Extended Data Fig. 14. Autophagy controls the occurrence and magnitude of LHb synaptic plasticity.

a, Experimental design. b,c, Representative images (left) and quantification (right) of p62 or Beclin-1 western blot showing LTD induction protocol instantly enhances autophagy level in LHb of naïve mice (i.e., decreased p62 and increased Beclin-1 (b, n_{mCherry/oChIEF} = 3/group for p62, n_{mCherry/oChIEF} = 4/group for Beclin-1) but not CRS mice (c, n_{mCherry/oChIEF} = 3/group for p62, n_{mCherry/oChIEF} = 4/group for Beclin-1). d, LFS fails to induce LTD in the LHb of CRS mice (n_naïve = 9 neurons, 7 mice; n_CRS = 11 neurons, 7 mice). e, SBI abolishes the LTD induction and induces a slight but significant LTP in LHb neurons (n = 7 neurons, 6 mice). f, Schematics of stereotaxic surgeries. g, Conditional knock-out of Atg7 abolishes LTD in LHb neurons (n_Atg7+/+ = 11 neurons, 6 mice; n_Atg7−/− = 10 neurons, 7 mice). h, Kinetics and representative traces showing conditional knock-out of Atg7 increases the LTP magnitude in LHb neurons (n_Atg7+/+ = 8 neurons, 3 mice; n_Atg7−/− = 10 neurons, 8 mice). i, tBP, but not tBP-scm, directly induces dose-dependent pharmacological LTD in the LHb of CRS mice (1 μΜ tBP, n = 10 neurons, 8 mice; 5 μΜ tBP, n = 11 neurons, 7 mice; 1 μΜ tBP-scm, n = 10 neurons, 7 mice). j, TAT-GluA2_3Y peptide, but not its scrambled analog (TAT-GluA2_3Y-scm), disrupts the tBP-induced LTD in the LHb of CRS mice (TAT-GluA2_3Y, n = 9 neurons, 6 mice; TAT-GluA2_3Y-scm, n = 9 neurons, 7 mice). k, tBP fails to induce LTD in the LHb of Atg7^LHb−/− mice (n = 11 neurons, 7 mice). Two-sided Unpaired t-test for all. Data are mean ± s.e.m. Schematics in a,f adapted from ref. , Elsevier. Source data

Extended Data Fig. 15. Hypothesized model.

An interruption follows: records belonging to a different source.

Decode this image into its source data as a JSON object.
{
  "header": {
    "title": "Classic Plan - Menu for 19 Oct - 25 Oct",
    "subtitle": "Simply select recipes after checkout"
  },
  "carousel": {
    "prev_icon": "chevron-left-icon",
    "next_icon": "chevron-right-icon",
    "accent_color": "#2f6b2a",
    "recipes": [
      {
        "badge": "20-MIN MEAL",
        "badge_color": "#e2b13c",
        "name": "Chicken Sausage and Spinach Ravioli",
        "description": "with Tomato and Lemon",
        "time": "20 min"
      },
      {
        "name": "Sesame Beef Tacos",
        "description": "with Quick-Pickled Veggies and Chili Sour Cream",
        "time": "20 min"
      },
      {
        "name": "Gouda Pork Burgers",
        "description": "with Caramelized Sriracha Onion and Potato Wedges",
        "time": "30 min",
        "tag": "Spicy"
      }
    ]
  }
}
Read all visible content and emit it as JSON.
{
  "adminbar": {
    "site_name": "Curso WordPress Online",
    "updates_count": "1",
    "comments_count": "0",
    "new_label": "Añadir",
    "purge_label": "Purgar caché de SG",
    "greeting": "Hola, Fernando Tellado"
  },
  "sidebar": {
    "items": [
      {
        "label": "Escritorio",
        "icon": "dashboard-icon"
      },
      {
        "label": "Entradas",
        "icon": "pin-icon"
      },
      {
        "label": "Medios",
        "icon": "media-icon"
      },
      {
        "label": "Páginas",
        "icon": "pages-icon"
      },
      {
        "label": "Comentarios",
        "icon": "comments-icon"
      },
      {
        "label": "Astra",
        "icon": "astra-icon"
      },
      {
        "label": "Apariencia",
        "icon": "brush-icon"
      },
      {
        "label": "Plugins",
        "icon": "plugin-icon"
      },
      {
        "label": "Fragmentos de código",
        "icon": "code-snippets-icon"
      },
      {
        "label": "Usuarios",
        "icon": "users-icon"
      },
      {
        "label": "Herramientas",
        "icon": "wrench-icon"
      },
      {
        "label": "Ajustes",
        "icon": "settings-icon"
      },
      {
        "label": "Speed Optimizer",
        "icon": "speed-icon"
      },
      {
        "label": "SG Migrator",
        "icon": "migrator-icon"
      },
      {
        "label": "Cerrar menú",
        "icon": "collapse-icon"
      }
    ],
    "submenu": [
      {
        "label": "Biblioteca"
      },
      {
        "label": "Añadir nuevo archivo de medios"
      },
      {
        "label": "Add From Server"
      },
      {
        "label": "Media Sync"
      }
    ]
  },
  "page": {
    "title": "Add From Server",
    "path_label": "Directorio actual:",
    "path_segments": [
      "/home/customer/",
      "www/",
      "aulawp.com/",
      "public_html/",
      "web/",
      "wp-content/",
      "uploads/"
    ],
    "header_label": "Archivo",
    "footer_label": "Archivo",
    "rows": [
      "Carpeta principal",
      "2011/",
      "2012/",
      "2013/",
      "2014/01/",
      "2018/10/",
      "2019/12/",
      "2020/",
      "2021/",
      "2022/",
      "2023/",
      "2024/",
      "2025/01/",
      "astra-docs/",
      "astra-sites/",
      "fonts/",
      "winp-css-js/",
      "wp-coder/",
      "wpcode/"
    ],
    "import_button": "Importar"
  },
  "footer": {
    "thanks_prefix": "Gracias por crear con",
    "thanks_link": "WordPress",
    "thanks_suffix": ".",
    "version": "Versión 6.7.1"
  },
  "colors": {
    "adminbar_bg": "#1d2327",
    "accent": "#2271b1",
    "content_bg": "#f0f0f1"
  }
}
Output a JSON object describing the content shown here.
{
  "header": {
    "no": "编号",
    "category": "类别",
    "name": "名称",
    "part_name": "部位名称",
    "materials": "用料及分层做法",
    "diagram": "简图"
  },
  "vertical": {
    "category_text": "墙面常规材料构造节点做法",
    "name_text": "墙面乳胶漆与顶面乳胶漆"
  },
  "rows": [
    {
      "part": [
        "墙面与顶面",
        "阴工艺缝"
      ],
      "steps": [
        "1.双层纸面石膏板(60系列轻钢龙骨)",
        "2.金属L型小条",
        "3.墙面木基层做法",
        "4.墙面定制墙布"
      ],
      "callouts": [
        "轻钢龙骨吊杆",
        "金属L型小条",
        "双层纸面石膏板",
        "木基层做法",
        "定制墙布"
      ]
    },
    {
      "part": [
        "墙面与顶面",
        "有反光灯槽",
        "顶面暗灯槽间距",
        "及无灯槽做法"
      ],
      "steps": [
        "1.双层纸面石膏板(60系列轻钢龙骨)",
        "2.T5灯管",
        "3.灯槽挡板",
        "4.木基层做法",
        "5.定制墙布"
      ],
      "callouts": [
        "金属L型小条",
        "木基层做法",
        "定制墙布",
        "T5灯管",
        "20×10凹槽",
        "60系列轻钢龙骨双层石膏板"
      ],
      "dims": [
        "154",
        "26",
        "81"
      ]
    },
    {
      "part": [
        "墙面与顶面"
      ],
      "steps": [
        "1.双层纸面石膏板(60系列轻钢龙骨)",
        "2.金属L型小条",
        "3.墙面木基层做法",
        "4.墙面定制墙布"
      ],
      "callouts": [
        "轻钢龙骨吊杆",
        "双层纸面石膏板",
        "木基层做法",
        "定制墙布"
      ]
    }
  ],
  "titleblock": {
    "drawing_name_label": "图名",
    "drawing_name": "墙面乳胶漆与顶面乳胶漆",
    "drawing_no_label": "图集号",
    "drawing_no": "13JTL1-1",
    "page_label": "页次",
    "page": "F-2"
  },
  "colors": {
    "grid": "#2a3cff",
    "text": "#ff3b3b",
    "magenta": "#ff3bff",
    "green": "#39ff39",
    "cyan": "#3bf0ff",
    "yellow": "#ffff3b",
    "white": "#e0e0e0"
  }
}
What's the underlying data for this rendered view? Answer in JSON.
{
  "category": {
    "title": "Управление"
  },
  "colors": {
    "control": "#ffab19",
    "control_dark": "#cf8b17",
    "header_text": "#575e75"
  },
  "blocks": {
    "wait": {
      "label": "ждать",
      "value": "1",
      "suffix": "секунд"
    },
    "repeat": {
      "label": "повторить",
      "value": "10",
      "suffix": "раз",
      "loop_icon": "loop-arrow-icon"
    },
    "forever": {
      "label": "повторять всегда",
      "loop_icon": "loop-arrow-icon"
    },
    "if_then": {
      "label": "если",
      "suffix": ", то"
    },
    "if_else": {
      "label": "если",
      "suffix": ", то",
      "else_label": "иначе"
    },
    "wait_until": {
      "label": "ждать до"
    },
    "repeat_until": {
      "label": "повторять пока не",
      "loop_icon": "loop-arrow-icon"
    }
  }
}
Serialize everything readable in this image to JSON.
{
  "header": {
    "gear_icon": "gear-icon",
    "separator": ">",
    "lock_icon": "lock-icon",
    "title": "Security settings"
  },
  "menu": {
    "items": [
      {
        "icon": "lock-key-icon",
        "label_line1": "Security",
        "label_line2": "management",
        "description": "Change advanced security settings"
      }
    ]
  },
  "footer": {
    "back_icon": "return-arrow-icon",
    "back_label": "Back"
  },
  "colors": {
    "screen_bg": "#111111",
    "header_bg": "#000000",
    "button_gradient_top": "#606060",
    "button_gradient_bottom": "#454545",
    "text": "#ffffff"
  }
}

LHb autophagy is switched on rapidly in an energy-dependent manner (within minutes) via AMPK phosphorylation, acting as the “alarm reaction” phase of stress. As stress exposure persists, excitatory afferents onto LHb are gradually potentiated, and LHb autophagy may be constantly recruited for degrading excessive synaptic GluRs, resulting in the “resistance” phase. During the late phase of chronic stress, LHb autophagy is suppressed by the over-activation of mTOR signaling. Consequently, LHb autophagy is incapable of counterbalancing the excessive synaptic weight through GluRs degradation, therefore slowing down towards GluRs endocytosis and causing the “exhaustion” phase of stress, neuronal hyperactivity and depression-like phenotypes. Adapted from ref. , Elsevier.